E’ tempo di presentazione dell’ISEE 2023, l’indicatore più utilizzato per stabilire le graduatorie di bonus ed agevolazioni. Per costruirlo vanno elencati e provati tutta una serie di elementi reddituali, senza i quali sarebbe impossibile elaborare il dato. Ma cosa si rischia se non si presentano tutti i documenti?

isee-online-2020

Con il finire del 2022, tutte le dichiarazione uniche sostitutive sono scadute, dunque è necessario provvedere a presentare la dichiarazione Isee 2023. Attenzione però: nel presentare la documentazione, è necessario dichiarare tutto, onde evitare di incorrere in problematiche più o meno serie.
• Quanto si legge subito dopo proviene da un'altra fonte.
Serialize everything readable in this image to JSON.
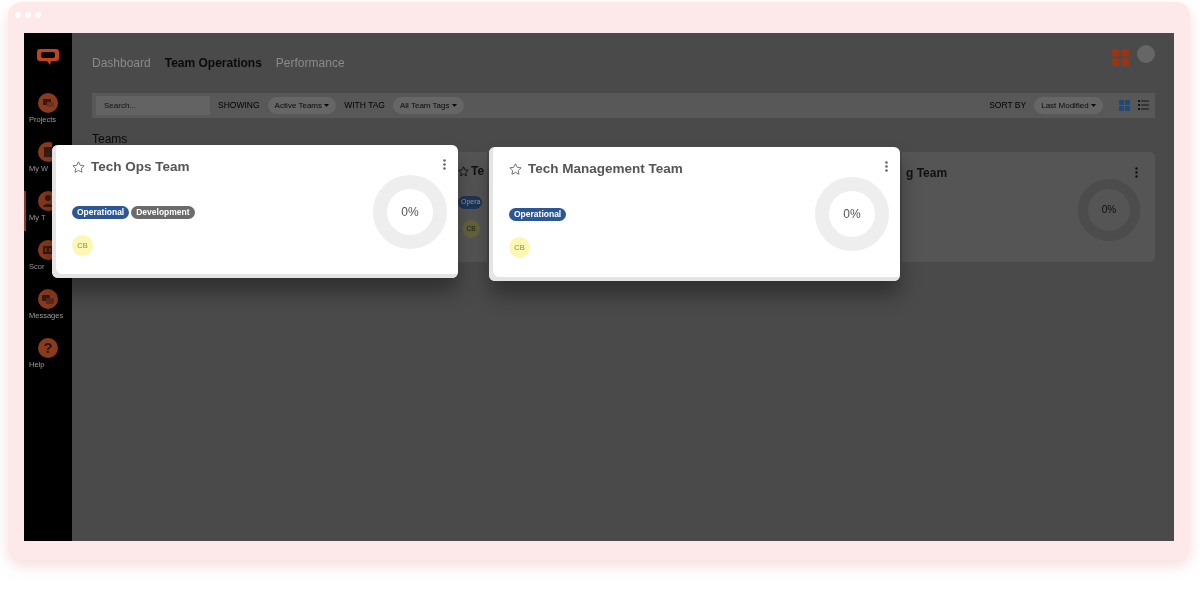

La legge è legge, quindi anche se l’omissione è dovuta a un errore in buona fede viene considerata comunque una dichiarazione falsa. Approfondiamo insieme la questione nel seguente articolo.

ISEE 2023: ecco le sanzioni per chi dichiara il falso

tasse calcolo

Vediamo quali sono le sanzioni applicabili a coloro che dichiarano il falso nel calcolo dell’Isee. Per quanto riguarda le autodichiarazioni, ogni singolo contribuente si prende carico in autonomia della responsabilità circa:

  • Redditi.
  • Patrimonio mobiliare.
  • Patrimonio immobiliare.
  • Dati anagrafici.

Solo una parte non compete a singolo contribuente, ma è a carico dell’Agenzia delle Entrate: si tratta delle prestazioni assistenziali. Questo significa che in caso di omissioni o discrepanze relative alle autodichiarazioni, la persona che si è assunta la responsabilità firmando la dichiarazione rischia pesanti sanzioni.

Le sanzioni di solito ammontano all’agevolazione cui si è avuto accesso moltiplicato per tre.

Isee falso: quando è un reato?

pagamenti tasse

Vediamo ora in quali casi presentare un Isee falso diventa un vero e proprio reato penale. Dichiarare il falso presso un pubblico ufficiale è sempre un resto penale, anche nel caso della costruzione dell’ISEE. In particolare, l’articolo 483 del Codice penale punisce con la reclusione fino a 2 anni qualsiasi dichiarazione falsa resa a un pubblico ufficiale. Questa disciplina, tuttavia, è spesso sostituita, con riguardo alle false dichiarazioni Isee, con la normativa dell’articolo 495 del Codice penale.

Dunque bisogna fare molta attenzione quando si presentano i dati reddituali ai fini Isee.